When deciding whether to use an acrylic or rubber-based adhesive, and in determining which specific adhesive to use within that category, it is advisable to start by considering necessary resistances. Think about the end-use environment: What sort of temperature will the packaging be exposed to? Will it be hot, cold or freezing? Will there be sustained humidity or water exposure? Will there be much ultraviolet light? Not all adhesives are designed to be used in extreme temperatures, and some adhesives that look clear could whiten or yellow when exposed to moisture or sunlight, so be sure you consult product literature and talk to adhesive suppliers if you are unsure which adhesive will be best for these situations.
Ambient conditions are not all that matter in end-use packaging environments, though. Some adhesives need very specific physical resilience as well, to ensure that they last based on packaging handling and usage requirements. Consider, for instance, whether your packaging might be exposed to a microwave, dishwasher or chemicals during the course of its lifespan. What sort of mandrel hold rating will be required of the adhesive? Does an adhesive need to be certified as safe for food contact? Again, in many cases product literature can help you find an adhesive that meets these needs, but it may be simplest to just work directly with a knowledgeable supplier.
Packaging Material Considerations
Beyond end-use environments, consider also the materials to which an adhesive must stick. Different adhesives stick better to some surface types than others. Not everything sticks well to low-surface energy containers, for instance – you may want a rubber-based adhesive for this, or a highly engineered acrylic. Textured containers may need a soft, cold-flow, high-tack adhesive with a higher-than-average coat weight that flows well into crevices, alternatively.
The shape of the container is also important. Ask yourself, “Will the container be curved or flat? Will it be squeezed?” Squeezing matters not only for the adhesive, but for the film it is adhering, so seek out a product like MACtac’s Vivid Squeeze if you know your end use will require a film to conform well when being continually compressed.
Finally, consider how you want your packaging to look and how the adhesive may affect this. Especially with a rise in the popularity of clear labeling, a need for clear adhesives that won’t whiten when exposed to water (and will not be otherwise aesthetically compromised) is important. When choosing a clear adhesive, do not forget to factor in performance qualities, since choosing between ultimate adhesion or repositionability as a priority may be the best way to pick.

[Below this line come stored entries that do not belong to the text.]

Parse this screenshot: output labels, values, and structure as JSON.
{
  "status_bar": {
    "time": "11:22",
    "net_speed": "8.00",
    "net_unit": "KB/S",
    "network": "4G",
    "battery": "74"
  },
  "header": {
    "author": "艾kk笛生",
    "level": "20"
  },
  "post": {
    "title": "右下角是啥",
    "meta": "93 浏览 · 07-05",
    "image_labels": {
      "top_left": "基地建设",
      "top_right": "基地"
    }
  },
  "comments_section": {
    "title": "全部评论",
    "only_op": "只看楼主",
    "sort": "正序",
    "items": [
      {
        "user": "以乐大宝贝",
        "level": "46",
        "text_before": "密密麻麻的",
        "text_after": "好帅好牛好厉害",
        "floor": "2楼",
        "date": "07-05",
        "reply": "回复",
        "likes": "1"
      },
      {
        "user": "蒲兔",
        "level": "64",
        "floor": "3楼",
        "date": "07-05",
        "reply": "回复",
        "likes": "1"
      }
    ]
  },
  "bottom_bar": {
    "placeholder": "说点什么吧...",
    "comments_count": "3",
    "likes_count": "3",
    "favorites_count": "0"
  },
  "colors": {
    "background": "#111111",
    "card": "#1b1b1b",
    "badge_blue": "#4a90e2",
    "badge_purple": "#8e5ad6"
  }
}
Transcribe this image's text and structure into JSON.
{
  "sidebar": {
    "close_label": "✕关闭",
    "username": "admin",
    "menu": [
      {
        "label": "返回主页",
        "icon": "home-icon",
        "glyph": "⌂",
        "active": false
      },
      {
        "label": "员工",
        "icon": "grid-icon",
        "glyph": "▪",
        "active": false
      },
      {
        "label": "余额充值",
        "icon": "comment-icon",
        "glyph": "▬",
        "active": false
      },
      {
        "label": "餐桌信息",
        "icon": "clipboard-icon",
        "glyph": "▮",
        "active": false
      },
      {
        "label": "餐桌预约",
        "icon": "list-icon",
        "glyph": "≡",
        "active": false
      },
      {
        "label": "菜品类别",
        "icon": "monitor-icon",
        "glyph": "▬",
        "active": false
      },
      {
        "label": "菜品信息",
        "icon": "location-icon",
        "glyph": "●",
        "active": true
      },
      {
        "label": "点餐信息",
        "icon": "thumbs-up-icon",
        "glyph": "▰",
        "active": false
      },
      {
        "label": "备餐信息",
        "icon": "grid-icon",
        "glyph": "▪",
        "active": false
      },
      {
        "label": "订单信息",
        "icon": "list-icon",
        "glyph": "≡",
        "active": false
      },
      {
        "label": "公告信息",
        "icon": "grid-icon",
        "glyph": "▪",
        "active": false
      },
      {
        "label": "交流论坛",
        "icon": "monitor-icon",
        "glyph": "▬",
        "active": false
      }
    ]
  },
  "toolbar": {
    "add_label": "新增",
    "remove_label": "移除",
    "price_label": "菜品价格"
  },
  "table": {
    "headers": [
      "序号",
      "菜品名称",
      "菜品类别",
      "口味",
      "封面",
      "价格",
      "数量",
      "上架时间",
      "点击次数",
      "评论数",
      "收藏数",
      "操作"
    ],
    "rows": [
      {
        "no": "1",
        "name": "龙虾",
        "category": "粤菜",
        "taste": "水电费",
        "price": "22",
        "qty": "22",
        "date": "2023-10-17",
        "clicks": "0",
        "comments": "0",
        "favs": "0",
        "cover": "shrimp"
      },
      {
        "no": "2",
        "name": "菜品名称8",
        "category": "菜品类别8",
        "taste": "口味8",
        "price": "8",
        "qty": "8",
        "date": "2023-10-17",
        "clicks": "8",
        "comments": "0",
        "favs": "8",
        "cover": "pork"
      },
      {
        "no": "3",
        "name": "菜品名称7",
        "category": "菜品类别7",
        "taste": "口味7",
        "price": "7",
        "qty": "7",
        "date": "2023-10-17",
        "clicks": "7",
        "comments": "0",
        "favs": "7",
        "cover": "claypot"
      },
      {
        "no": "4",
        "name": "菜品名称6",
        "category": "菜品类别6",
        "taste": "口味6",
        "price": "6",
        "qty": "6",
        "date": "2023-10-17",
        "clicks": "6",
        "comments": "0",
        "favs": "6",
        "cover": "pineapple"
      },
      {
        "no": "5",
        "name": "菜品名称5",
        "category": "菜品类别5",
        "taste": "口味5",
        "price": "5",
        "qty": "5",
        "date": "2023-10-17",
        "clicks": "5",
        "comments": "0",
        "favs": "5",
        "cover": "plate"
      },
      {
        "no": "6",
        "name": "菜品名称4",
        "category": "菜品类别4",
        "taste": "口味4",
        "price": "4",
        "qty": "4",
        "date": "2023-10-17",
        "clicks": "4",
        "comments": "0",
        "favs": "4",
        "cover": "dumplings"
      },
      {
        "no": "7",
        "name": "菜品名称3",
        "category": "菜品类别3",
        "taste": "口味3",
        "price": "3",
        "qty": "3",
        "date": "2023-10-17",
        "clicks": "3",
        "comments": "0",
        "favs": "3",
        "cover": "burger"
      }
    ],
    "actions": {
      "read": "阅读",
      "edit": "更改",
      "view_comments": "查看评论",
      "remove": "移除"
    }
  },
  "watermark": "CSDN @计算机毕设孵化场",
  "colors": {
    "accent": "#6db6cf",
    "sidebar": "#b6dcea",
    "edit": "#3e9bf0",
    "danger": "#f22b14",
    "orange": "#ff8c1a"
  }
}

Also, if you are considering implementing peel and re-seal functionality into a container, be sure that you choose an adhesive optimized for this type of usage to ensure products stay fresh.
As is the case with many things in life, engineering a sticky film that will last in flexible packaging applications is all about balance. If you are unsure of the right mix between performance and appearance, talk to a trusted supplier – they know adhesives best and can guide you to the best choice. With a little bit of knowledge and the right advice, you should be well equipped to find the perfect adhesive for your flexible packaging application.
For flexible packaging, labels with squeezable films featuring a high-tack adhesive, such as MACtac’s Vivid Squeeze, are engineered to conform well when being continually compressed.